You can say that I'm being stupid. But the fact that she's doing this all by herself hurts me because I love and care about her. "Why tell Mon that it will be okay if you don't think it will?"

"Mon. Do you really want to waste our valuable time fighting?"

"..."

"Can we make up and make the most of our time together? Can I ask that from you?"

Her voice is full of fear. It's annoying that what she's saying is unarguably reasonable. Yes... why should I waste time fighting with her? The person who's probably most frightened right now is Khun Sam, not me. I should give her all my support. When I come to my senses, I stop trying to pull away and rub the back of the hand of the person with the same height, starting to understand what she's trying to say.

"I'm sorry. Mon was wrong."

"We're not going to fight."

"Mon does not want to fight. Mon is just worried about you... Mon is hurt. Does Khun Sam understand Mon?"

"I understand. So tua have to understand what I'm doing too. I don't want things to get complicated after this. All we can do now is wait for the lab results to see if it's a tumor or cancer. While we wait for the result, let's be good to each other."

11 (Sob) Don't talk like that." Mon is afraid of losing Khun Sam."

"I'm not afraid of dying." Khun Sam hugs me tighter from behind and puts her chin on my shoulder. "But I'm afraid of not getting to be with you anymore. Let's make the most of today and each day that comes after."

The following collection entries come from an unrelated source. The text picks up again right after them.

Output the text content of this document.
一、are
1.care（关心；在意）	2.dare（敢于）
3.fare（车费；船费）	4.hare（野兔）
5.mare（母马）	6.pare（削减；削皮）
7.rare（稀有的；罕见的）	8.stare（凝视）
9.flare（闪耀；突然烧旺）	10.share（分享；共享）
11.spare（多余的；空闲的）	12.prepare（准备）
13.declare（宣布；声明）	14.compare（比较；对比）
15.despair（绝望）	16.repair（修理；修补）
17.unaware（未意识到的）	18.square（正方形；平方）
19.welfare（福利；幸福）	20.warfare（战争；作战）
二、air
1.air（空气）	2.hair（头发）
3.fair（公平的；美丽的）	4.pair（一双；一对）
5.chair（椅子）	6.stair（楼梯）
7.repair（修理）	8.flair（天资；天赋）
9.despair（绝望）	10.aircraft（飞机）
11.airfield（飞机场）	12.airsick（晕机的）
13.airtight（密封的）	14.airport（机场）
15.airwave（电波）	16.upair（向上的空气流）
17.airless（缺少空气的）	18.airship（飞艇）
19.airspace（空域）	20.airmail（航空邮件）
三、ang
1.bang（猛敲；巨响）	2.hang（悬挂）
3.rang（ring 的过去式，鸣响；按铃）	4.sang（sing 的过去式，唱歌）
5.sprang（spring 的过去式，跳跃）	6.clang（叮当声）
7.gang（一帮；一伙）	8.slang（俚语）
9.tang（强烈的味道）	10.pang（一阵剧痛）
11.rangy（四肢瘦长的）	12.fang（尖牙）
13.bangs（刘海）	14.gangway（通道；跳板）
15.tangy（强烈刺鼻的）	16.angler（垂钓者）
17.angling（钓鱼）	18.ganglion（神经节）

She says that as she sniffs my neck and starts to draw her hands down the curves of my body the way she knows she can. I didn't stop her, as I knew what she wanted, and I'm ready to be hers at a time like this. I turn to her. She wipes off my tears before kissing me all over my face and nudging me towards the bed. Then she took off my clothes piece by piece until there was nothing left on me. I also help take off her clothes so that we can love each other like we always do.

However, it's different this time. It's more delicate, like she wants to memorize each action-the parts she likes the most and the parts I like the most. She showers me with kisses at all the places where she can best feel my pulse. She sniffs my body and keeps telling me how much she likes it.